Saison 5 - Épisode 9 : La promesse oubliée

  Il était là, debout en piquet sur ses deux pieds. Il se sentait en vie et même respirer. Ses yeux clignèrent deux fois afin de se dilater et Harry constata avec stupeur qu'il était seul. Le garçon avait beau balayer son champ de vision, il ne voyait personne. Seul une aveuglante lumière blanche restait présente autour de lui, avec une brume qui lui voilait l'horizon. L'endroit était indiscernable pour Harry.

  — Vidia... murmura-t-il dans un élan de panique.

  Harry pivota sur lui-même mais toujours personne à l'horizon jusqu'à ce que son cœur rebondisse dans sa poitrine : des bruits de pas claquaient sur le sol blanc carrelé. Puis il entendit d'autres sons complètement différents dans la même direction que ces étranges pas.
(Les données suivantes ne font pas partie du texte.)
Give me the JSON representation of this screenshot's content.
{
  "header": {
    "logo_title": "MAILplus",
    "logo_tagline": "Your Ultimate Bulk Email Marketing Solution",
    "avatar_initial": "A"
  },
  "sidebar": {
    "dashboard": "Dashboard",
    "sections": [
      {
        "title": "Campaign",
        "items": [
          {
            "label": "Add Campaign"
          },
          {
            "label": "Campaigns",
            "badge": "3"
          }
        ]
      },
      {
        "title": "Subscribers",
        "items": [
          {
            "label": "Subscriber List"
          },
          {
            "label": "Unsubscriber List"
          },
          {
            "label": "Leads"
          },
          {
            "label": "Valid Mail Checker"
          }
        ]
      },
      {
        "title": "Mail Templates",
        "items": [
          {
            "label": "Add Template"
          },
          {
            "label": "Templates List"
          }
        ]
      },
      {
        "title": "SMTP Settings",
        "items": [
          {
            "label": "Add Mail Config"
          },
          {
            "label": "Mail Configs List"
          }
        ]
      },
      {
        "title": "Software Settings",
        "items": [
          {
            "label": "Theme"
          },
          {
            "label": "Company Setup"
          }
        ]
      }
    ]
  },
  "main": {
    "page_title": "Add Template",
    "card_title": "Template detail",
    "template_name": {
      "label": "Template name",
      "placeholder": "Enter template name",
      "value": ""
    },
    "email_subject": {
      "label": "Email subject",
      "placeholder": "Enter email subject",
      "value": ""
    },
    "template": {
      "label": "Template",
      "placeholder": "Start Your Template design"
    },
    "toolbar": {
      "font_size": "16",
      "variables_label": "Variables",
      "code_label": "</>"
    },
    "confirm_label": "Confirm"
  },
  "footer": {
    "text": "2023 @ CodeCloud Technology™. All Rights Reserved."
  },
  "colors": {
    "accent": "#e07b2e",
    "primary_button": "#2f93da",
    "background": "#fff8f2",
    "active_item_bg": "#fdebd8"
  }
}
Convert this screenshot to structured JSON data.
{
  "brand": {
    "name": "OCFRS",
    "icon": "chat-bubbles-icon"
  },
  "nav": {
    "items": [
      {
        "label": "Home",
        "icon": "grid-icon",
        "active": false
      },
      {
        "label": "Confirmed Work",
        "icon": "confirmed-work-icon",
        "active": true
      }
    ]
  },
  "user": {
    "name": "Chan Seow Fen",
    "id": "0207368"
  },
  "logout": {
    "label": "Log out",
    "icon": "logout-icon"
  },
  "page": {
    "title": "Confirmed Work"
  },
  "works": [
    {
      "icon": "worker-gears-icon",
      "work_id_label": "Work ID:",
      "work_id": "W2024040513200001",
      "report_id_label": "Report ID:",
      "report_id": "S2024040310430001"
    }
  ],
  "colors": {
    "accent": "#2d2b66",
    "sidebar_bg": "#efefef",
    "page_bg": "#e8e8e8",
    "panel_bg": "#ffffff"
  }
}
Ces petits bruits semblaient marteler irrégulièrement le sol tant ils étaient nombreux et successifs.

  Deux silhouettes hétérogènes se dessinaient à mesure qu'elles avançaient dans la brume. Le cœur du garçon se révulsa. Harry ne trouva rien de mieux à faire que de brandir les poings et serrer les dents, à l'instar d'un chien enragé.

  — Qui-qui est là ?! Attention, si vous approchez, je vous jure que vous allez le regretter !!! grogna-t-il sous un ton peu convaincant.

  Tout à coup, Harry pensait que son crâne venait de se fendre en deux : les deux silhouettes étaient désormais à découvert. Sa mère et Dany se tenaient face à lui, le chien pendait sa langue jusqu'à laisser des filaments de baves épouser le carrelage et la femme esquissait un sourire jusqu'aux oreilles. Les poings menaçants de Harry retombèrent au niveau de ses hanches suivi d'un visage crispé qui n'allait pas tarder à exploser en sanglot.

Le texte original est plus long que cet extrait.